The two main arguments offered by Christians and other religious groups are the following: life is a gift from God and that each individual is a gift. Thus only God can start a life and only God should be allowed to end it. Also, God does not send us any experience that we cannot handle. God supports people and suffering. To actively seek an end to one’s life would represent a lack of trust in God. Those who are pro euthanasia offer the following arguments: each person has autonomy over their own life. If a persons quality of life is nonexistent, they should have the right to decide to commit suicide, and to seek assistance if necessary.

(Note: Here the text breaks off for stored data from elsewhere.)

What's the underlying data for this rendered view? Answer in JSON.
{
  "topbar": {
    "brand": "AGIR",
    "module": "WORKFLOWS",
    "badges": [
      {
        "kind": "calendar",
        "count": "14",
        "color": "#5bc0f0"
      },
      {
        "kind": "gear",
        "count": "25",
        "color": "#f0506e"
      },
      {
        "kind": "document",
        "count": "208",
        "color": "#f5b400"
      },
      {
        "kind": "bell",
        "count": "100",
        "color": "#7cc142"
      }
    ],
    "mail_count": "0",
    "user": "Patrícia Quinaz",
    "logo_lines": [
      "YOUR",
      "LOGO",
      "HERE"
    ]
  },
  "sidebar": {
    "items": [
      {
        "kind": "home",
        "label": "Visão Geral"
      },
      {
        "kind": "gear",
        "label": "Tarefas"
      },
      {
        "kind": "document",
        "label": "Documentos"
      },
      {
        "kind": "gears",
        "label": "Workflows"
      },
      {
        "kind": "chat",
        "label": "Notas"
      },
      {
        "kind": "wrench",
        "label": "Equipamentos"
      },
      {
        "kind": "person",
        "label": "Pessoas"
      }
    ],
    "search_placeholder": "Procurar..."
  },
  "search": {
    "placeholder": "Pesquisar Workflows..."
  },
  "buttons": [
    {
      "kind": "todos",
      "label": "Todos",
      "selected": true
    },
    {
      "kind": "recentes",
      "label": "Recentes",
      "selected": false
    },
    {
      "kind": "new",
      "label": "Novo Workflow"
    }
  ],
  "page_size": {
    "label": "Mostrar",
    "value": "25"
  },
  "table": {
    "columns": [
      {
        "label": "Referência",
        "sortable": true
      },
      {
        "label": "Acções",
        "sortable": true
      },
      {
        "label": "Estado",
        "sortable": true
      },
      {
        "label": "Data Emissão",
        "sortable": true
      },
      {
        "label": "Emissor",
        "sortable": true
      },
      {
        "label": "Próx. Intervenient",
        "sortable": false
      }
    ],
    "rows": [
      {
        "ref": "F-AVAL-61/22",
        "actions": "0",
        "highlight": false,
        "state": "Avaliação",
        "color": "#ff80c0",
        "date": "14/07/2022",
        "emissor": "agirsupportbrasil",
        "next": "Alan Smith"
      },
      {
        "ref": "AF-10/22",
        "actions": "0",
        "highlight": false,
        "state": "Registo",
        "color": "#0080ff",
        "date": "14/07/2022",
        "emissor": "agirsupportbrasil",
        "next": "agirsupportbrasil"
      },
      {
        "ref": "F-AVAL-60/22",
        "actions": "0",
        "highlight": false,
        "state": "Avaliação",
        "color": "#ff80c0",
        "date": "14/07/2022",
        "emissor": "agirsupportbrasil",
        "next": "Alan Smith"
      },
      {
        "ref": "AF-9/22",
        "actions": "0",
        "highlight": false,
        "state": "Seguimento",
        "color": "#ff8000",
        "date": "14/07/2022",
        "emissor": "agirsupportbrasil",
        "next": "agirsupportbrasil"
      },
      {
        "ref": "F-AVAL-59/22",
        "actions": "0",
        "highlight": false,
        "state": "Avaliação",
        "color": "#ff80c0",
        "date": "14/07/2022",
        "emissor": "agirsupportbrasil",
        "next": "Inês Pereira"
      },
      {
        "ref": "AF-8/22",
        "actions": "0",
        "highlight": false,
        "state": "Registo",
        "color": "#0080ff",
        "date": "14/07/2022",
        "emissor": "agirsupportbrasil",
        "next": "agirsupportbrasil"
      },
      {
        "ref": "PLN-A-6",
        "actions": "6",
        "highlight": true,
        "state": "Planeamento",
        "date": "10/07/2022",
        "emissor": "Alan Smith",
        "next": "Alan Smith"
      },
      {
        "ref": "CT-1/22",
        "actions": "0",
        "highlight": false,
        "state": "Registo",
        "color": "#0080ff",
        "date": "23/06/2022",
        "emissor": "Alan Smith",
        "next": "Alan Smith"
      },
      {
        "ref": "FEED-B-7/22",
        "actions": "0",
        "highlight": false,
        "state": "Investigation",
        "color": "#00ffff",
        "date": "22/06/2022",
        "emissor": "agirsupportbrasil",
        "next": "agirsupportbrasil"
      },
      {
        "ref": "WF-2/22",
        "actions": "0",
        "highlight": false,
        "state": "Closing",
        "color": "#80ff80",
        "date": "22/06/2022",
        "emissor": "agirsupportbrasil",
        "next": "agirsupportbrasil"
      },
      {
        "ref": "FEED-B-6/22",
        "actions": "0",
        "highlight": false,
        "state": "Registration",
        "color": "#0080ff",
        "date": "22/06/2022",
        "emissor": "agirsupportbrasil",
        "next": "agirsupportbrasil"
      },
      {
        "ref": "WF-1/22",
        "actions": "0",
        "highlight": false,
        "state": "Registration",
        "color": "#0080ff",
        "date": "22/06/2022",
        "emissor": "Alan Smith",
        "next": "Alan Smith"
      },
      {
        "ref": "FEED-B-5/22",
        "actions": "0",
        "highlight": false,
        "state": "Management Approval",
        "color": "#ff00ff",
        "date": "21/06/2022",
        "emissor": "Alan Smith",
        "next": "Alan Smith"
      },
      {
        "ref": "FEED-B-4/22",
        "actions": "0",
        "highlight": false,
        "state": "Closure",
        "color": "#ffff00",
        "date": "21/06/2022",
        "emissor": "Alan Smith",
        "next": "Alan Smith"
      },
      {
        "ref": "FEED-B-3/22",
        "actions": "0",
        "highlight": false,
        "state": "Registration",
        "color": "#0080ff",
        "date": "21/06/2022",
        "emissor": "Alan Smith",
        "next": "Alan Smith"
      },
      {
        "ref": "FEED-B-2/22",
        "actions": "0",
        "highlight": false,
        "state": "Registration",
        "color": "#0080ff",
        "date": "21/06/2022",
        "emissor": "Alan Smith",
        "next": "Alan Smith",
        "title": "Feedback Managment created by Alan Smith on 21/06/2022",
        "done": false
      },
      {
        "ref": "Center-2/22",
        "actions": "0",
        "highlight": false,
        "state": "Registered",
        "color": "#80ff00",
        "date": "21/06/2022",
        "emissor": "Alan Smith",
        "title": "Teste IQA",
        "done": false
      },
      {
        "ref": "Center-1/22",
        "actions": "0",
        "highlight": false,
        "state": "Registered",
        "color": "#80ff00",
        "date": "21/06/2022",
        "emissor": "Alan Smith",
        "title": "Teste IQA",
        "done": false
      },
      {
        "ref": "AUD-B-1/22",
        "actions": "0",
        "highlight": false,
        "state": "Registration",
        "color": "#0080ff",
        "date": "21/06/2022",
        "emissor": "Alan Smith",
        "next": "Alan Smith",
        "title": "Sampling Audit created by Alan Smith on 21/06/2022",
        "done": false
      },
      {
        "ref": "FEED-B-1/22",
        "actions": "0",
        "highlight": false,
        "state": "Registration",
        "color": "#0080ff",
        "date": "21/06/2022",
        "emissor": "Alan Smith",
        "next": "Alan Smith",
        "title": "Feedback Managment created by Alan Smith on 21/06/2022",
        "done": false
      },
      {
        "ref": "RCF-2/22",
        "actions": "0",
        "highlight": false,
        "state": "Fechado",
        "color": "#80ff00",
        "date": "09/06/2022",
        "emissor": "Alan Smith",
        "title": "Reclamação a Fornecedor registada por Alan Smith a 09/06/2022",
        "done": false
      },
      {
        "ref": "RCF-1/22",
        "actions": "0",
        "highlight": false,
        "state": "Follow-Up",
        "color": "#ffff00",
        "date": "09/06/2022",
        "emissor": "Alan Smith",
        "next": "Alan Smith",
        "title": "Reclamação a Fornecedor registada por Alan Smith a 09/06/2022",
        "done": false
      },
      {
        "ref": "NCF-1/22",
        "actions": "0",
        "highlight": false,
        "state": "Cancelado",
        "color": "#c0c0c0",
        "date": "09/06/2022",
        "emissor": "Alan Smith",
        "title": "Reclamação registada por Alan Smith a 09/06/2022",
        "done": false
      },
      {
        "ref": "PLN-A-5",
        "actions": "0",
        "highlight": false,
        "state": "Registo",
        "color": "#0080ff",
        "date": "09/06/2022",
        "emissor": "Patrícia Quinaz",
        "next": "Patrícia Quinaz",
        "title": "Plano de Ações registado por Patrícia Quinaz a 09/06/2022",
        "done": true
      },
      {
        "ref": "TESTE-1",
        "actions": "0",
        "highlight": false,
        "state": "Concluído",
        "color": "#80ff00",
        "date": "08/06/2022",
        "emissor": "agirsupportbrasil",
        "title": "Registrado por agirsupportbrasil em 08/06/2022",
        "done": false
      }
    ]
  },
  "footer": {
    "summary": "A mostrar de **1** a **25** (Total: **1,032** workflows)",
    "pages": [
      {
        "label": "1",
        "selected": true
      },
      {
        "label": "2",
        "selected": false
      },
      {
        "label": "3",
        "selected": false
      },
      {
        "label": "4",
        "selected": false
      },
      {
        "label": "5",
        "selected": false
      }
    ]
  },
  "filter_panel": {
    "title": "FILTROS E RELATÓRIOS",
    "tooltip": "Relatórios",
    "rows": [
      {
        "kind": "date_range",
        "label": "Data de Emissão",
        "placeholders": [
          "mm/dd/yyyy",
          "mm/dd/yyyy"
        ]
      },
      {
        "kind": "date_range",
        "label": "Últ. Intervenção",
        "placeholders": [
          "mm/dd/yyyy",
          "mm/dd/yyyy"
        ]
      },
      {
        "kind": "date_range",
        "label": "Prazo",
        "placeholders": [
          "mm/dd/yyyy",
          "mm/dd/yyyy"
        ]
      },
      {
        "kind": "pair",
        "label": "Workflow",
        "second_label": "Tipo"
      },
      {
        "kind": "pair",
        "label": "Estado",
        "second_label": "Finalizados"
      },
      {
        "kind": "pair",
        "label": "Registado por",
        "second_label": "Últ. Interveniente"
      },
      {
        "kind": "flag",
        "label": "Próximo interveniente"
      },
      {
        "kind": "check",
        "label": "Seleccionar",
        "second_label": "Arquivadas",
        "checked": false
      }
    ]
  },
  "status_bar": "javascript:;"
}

Sometimes a terminal patients pain can cause an unbearable burden, death can represent a relief of intolerable pain. When one discusses euthanasia we must understand that this is a legal view. By passing legislation that allows euthanasia we’re getting the right to doctors and patients to end their lives. We will be allowing euthanasia to become a procedure practiced in the hospital or hospice. In the end it will just be a matter of procedure such as a blood transfusion or operation.
One must ask, by denying the legislation of euthanasia are we in fact denying a person to end their life? The answer to this is no. People do have the power to commit suicide. Suicide and attempted suicide are not criminalized. Each and every year, and the United States alone, there are more suicides than homicides. Suicide is a tragic, individual act. There are several books on the subject of suicide such as Derek Humphreys Final Exit. Organizations such as the Hemlock Society have been established to give information on patients interested in ending their own lives.
Euthanasia is not about a private act. It’s about letting one-person facilitate the death of another. Euthanasia is not about giving rights to the person who dies, it is about changing law and public policy so that doctors, relatives and others can directly and intesinaly end another person’s life. This change would not give rights to the person who is killed, but to the person who does the killing. In other words, euthanasia is not about the right to die. It’s about the right to kill.